Leben[Bearbeiten | Quelltext bearbeiten]

Jugend[Bearbeiten | Quelltext bearbeiten]

Antonio Imbert Barrera entstammte einer reichen Familie[2] mit militärischer Tradition aus der Provinz Puerto Plata im Norden des Inselstaates. Schon sein Vater, Brigadegeneral Segundo Manuel Imbert Mesnier (1876–1921), spielte eine führende Rolle in der Provinz, sein Großvater, Brigadegeneral Segundo Francisco Imbert (1837–1905), war Vizepräsident und Präsidentschaftskandidat der Dominikanischen Republik und kämpfte im Dominikanischen Restaurationskrieg, und sein Urgroßvater, Generalmajor José María Imbert (1798–1847), ein französischer Einwanderer, erstritt wichtige Siege im Dominikanischen Unabhängigkeitskrieg. Nach José María Imbert ist die Stadt Imbert, ein Verkehrsknotenpunkt in der Provinz Puerto Plata, benannt.

Der Vater starb drei Jahre nach seiner Geburt. Imbert wuchs als drittes von vier Geschwistern bei der Mutter María del Consuelo Barrera Steinkopf auf.
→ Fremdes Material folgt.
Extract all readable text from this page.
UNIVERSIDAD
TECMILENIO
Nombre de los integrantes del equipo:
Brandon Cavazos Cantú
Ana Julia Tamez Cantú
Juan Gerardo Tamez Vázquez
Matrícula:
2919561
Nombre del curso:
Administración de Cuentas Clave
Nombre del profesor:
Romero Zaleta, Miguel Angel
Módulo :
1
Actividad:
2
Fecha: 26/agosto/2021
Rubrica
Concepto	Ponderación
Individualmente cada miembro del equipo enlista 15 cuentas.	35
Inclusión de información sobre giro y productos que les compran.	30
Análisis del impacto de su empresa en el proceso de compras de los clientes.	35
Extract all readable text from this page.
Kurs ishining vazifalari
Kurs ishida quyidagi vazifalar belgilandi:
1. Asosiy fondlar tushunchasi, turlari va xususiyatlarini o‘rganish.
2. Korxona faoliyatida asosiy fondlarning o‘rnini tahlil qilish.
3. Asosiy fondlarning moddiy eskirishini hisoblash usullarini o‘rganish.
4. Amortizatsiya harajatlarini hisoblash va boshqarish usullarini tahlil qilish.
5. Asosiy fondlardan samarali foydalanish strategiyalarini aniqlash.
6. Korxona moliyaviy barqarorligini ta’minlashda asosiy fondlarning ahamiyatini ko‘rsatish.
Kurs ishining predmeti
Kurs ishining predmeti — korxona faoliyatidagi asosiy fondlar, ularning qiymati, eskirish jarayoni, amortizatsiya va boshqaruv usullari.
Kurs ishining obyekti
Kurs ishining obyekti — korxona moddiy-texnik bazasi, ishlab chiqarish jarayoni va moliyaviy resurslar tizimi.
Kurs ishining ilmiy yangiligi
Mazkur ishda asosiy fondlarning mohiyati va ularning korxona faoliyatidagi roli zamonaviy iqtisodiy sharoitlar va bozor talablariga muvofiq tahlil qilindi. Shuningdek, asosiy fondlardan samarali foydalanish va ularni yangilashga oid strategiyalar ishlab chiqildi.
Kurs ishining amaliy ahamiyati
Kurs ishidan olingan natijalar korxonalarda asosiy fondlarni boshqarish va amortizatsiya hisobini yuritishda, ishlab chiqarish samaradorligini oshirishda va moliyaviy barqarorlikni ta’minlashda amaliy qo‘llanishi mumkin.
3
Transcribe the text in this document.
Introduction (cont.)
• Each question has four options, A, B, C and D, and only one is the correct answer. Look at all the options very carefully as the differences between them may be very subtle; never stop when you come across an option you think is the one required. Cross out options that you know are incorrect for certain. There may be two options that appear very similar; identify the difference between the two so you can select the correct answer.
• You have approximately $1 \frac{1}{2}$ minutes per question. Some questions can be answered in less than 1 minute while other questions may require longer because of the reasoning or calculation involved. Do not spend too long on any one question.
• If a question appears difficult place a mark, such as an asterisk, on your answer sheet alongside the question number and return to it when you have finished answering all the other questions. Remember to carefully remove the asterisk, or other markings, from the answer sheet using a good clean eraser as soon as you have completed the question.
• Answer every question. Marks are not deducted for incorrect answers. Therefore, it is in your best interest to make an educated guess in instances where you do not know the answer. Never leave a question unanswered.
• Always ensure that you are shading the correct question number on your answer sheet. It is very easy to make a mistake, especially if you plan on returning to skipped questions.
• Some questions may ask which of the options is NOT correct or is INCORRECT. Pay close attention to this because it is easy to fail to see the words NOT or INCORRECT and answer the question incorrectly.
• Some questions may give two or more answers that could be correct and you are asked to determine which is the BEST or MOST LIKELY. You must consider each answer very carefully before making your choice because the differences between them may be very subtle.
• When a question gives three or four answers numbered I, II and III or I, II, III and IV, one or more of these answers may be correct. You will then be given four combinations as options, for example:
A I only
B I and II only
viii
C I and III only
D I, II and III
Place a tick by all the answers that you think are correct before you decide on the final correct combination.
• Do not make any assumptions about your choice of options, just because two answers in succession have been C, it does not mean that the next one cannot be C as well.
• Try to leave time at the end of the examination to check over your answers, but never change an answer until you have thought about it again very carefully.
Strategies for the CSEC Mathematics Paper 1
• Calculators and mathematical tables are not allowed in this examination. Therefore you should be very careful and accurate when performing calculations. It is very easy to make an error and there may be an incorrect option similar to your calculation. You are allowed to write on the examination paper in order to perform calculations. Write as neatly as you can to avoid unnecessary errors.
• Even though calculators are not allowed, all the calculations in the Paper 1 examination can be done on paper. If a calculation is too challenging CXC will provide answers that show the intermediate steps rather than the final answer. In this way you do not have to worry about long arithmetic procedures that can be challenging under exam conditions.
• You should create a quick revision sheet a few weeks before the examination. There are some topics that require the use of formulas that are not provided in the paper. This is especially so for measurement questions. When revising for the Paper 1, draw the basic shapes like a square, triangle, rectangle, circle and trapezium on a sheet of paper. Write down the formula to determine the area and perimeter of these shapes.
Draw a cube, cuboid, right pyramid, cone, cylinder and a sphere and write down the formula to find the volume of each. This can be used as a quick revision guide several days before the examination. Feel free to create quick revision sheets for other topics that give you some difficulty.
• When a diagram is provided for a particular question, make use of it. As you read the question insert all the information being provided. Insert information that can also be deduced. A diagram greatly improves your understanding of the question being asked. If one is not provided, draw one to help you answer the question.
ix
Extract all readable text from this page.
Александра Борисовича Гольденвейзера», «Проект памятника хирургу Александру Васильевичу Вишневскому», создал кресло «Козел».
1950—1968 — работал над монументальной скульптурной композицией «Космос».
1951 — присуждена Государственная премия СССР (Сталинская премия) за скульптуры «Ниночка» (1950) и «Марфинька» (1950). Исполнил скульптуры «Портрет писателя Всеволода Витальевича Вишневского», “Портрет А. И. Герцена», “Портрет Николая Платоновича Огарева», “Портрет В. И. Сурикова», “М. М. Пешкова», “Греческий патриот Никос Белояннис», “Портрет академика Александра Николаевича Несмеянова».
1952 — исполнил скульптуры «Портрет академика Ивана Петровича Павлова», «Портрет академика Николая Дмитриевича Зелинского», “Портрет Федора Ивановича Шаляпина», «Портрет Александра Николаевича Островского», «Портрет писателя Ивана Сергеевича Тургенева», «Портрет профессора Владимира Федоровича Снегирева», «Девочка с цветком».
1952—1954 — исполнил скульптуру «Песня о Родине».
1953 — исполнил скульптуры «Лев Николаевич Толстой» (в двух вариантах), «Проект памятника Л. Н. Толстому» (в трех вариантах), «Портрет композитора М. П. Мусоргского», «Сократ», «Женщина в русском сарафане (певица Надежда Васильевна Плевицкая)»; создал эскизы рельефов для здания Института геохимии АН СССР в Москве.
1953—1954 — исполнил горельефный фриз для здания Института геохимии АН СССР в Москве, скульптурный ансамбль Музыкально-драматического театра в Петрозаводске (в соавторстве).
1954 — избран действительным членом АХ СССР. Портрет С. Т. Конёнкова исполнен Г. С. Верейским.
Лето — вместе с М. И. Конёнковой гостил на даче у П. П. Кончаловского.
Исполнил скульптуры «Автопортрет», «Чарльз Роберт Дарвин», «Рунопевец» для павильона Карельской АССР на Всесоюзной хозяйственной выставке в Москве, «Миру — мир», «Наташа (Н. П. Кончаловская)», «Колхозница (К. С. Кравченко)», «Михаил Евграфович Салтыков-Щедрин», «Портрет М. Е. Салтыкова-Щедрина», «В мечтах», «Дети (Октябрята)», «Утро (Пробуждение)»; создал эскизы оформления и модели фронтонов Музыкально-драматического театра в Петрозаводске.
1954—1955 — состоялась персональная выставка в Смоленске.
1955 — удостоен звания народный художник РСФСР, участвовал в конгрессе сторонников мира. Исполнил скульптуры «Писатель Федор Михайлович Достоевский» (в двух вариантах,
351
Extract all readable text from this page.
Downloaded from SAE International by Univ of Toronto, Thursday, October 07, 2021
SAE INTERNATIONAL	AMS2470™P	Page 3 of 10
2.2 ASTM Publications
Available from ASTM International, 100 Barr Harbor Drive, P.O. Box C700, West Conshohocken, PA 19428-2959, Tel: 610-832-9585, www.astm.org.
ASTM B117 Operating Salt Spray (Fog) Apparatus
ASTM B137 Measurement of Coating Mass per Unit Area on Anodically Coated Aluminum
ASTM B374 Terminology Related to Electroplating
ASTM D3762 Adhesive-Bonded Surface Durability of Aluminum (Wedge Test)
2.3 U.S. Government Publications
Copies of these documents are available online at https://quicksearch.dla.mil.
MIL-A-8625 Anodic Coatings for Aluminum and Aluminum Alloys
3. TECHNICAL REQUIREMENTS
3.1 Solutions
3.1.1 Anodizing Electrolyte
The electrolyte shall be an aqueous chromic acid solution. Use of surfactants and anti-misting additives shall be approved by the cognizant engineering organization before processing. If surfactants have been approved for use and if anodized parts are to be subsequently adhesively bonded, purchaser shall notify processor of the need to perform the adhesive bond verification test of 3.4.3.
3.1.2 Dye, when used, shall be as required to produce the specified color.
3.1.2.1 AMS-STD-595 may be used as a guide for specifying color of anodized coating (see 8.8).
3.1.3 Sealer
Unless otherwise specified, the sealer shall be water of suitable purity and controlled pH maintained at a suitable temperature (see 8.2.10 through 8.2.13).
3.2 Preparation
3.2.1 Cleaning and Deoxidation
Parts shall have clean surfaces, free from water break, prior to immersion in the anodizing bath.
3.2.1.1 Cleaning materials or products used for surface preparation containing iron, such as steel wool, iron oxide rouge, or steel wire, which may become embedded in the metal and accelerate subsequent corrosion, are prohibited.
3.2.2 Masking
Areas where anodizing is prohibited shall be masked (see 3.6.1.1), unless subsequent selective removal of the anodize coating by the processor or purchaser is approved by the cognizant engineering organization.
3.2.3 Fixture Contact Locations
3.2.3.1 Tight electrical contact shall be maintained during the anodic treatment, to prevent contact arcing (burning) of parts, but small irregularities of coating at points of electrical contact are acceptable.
1940 wurde Imbert vom Diktator Rafael Trujillo als Gouverneur der Provinz Puerto Plata eingesetzt, aber bereits ein Jahr später vom Amt wieder entfernt,[2] nachdem er Trujillo ein Telegramm mit den Namen der Überlebenden der misslungenen Invasion bei Luperón gesandt hatte.[3]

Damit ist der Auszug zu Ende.